Things get interesting when you start counting in a column:
SELECT COUNT(*) FROM [realself-main:rs_public.test_count] 3
It makes sense, the data set has 3 rows.
SELECT COUNT(dr_id) FROM [realself-main:rs_public.test_count] 3
It also makes sense, there are 3 dr_id.
SELECT COUNT(cover_photos.is_published) FROM [realself-main:rs_public.test_count] 6
Now everything has become more interesting. This is 6 because there are 6 values ββfor cover_photos.is_published (zero does not count).

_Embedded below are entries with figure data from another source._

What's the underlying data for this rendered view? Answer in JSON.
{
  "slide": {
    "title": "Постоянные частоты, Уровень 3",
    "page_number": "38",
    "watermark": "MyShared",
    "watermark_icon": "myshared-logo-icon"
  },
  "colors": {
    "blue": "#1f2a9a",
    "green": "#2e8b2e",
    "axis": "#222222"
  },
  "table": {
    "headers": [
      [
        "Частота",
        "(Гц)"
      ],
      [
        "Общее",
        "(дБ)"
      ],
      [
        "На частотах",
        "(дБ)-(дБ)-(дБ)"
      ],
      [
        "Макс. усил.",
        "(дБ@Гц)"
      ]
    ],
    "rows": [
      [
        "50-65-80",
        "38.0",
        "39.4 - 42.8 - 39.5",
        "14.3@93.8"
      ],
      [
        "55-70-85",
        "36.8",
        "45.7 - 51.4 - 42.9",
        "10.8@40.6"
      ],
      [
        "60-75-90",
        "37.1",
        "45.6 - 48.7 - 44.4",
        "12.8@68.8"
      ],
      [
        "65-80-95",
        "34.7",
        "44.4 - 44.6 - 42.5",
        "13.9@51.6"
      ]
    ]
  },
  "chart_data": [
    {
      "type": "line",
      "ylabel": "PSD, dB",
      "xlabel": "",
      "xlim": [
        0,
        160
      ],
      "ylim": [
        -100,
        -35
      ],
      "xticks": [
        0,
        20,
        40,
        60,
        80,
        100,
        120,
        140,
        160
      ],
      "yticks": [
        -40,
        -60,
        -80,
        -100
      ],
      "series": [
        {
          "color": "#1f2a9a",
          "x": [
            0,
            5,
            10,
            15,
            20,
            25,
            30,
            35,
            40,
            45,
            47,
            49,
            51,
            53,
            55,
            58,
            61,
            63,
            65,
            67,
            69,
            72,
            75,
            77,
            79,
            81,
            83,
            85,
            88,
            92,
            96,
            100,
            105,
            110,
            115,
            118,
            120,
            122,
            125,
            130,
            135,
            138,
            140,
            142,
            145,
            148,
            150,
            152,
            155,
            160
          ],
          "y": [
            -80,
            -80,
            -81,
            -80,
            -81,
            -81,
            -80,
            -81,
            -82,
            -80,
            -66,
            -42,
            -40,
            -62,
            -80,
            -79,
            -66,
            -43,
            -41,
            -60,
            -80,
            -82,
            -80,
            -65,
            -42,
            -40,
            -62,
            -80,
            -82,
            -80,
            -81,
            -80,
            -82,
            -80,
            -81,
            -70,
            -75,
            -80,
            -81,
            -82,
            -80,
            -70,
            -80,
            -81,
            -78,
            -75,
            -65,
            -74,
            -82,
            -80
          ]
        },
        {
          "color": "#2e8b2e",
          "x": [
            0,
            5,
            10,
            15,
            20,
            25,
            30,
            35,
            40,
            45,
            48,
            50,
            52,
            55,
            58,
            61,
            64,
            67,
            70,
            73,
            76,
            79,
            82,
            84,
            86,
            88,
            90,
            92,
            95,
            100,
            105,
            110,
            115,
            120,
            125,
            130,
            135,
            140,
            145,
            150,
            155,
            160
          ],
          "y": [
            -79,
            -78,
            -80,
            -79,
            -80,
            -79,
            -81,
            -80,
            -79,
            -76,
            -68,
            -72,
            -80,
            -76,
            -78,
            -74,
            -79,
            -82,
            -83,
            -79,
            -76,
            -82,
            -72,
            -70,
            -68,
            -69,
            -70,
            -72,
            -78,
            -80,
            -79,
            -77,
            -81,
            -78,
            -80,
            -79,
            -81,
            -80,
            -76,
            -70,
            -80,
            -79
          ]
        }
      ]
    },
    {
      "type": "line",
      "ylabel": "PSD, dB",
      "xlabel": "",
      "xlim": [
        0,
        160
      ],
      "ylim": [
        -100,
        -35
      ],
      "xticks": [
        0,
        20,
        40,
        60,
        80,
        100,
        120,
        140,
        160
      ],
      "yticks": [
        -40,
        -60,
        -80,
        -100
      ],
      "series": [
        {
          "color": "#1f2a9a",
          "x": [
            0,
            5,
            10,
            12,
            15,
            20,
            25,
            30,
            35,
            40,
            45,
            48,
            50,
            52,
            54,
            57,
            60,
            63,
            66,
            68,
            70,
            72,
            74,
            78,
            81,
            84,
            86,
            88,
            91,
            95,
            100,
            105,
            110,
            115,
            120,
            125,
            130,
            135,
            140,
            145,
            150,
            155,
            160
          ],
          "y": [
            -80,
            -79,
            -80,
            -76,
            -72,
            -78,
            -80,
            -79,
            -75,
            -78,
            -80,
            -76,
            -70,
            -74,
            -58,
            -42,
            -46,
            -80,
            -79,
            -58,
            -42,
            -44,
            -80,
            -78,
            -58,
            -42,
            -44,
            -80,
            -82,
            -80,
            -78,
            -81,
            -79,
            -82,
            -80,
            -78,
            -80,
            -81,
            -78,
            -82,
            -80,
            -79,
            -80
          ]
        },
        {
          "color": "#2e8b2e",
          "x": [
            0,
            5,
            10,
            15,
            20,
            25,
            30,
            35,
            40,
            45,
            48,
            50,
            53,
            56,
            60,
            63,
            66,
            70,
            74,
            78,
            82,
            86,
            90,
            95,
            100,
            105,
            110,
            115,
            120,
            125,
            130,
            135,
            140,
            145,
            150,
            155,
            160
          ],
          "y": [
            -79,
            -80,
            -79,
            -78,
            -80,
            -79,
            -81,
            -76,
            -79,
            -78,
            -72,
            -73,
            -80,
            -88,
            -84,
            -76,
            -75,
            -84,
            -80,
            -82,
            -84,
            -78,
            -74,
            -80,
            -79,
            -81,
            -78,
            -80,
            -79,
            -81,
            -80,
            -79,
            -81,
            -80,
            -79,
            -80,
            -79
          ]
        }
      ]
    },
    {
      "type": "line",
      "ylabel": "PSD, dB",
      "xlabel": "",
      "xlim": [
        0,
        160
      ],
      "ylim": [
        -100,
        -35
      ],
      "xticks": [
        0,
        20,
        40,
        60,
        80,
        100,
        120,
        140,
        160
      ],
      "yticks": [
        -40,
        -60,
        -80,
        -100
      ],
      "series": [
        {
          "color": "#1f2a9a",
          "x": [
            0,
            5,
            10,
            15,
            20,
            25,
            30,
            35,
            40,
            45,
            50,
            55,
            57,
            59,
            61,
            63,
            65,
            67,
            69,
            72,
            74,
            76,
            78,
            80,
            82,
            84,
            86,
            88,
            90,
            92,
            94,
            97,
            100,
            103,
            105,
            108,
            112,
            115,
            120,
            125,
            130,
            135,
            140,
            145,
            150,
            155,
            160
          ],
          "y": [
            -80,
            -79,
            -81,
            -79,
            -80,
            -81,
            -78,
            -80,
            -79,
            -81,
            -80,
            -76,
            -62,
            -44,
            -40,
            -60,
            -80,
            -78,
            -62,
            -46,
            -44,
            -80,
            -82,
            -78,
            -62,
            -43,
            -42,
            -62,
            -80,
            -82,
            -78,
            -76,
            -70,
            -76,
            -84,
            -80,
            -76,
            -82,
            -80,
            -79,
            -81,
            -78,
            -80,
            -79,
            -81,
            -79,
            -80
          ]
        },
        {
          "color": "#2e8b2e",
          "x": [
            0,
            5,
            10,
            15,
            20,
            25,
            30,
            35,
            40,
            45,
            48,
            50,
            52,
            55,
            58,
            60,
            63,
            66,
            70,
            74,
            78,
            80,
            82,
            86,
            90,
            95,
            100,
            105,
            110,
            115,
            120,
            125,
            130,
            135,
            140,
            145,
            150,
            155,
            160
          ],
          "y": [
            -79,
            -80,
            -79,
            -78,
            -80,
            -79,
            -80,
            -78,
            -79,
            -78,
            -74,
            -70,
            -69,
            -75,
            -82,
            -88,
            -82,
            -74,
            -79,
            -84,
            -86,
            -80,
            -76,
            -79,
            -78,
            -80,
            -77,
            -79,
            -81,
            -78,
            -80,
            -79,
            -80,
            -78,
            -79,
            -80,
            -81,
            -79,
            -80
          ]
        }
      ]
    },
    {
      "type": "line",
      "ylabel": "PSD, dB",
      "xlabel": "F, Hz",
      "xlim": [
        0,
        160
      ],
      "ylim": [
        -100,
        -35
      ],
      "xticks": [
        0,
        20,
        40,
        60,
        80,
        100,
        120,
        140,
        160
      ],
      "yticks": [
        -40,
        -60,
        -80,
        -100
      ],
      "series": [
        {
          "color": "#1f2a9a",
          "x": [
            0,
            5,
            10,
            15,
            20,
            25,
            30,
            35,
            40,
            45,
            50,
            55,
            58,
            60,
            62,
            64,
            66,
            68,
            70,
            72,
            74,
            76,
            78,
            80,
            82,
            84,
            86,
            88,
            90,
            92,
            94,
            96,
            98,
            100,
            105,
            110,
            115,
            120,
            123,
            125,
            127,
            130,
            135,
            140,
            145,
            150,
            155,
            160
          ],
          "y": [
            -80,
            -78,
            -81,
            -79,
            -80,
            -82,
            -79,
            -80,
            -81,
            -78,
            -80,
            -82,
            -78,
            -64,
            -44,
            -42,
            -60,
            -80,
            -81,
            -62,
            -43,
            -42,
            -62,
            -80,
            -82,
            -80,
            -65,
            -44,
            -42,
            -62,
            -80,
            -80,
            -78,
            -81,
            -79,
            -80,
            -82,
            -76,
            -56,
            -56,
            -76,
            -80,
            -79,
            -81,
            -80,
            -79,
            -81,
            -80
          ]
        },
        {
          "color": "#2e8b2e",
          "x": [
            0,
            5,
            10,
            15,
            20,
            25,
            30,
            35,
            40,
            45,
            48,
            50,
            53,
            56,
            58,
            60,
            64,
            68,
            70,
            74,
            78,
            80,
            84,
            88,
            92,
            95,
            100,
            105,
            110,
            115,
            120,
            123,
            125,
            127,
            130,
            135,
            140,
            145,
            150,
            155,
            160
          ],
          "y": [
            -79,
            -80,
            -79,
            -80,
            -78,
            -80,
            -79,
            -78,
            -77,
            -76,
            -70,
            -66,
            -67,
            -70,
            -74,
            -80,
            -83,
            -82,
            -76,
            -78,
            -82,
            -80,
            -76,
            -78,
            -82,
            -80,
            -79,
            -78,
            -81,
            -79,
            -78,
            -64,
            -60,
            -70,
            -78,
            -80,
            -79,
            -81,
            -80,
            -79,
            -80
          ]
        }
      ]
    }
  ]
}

SELECT COUNT(cover_photos.is_published), COUNT(dr_id) FROM [realself-main:rs_public.test_count] 6 3
That still makes sense: 6 cover_photos.is_published, 3 dr_id.
SELECT COUNT(*) FROM ( SELECT cover_photos.is_published, dr_id FROM [realself-main:rs_public.test_count] ) 3
This is also interesting: if we execute a subquery, COUNT (*) looks at the number of rows returned. 3 rows were returned. That still makes sense.
But then:
SELECT COUNT(*), COUNT(cover_photos.is_published) FROM ( SELECT cover_photos.is_published, dr_id FROM [realself-main:rs_public.test_count] ) 7 6
7 and 6. Seven? Why 7?
Well, BigQuery had to choose a smoothing strategy for the subquery. Look at the table that I inserted there, you see how it has 7 rows? These are seven counted lines.
Let's look at them explicitly:
SELECT dr_id, cover_photos.is_published FROM ( SELECT cover_photos.is_published, dr_id FROM [realself-main:rs_public.test_count] )

Cm? These are seven lines. When selecting rows with nested records (a good feature for BigQuery), BigQuery sometimes has to smooth data to process certain queries. The first 2 lines were flattened into exactly 2 lines (one with the lid_photos.is_published as null), and the third line was smoothed to 5 lines, one for each of its cover_photos.is_published.
The moral of this story is to be careful when working with embedded data: some queries will smooth it out in ways that are unexpected for the user, but which make a lot of sense to the computer when it tries to solve it.
Release deeper upon request:
Look at the difference between these two queries:
SELECT COUNT(*) FROM ( SELECT * FROM ( SELECT * FROM [realself-main:rs_public.test_count] WHERE is_published ) ) SELECT COUNT(*) FROM ( SELECT * FROM ( SELECT * FROM [realself-main:rs_public.test_count] ) ) WHERE is_published
Before looking at the results, you can guess what results each query will give you? No, you can not. Both queries are ambiguous, so to get BigQuery's answer you will need to make some guesses and optimizations.
The result for the first query is 7, and for the second - 3. Go and try.
Who cares? Well, looking at the results of these queries, I can say that in the second BigQuery I saw that the only column that interests you is is_published, so it optimizes the tree, so only this column is read. But BigQuery complicates the optimization of the first query - so it guesses: βMaybe they really want to,β and βmeans I need to flatten the table before passing it to the next level.β It aligns the table, so a later query contains 7 rows.
Is any of these results guaranteed? No - queries are ambiguous. How to reduce ambiguity? Instead of using "SELECT *", tell BigQuery which columns you want to look for, so you don't need to guess.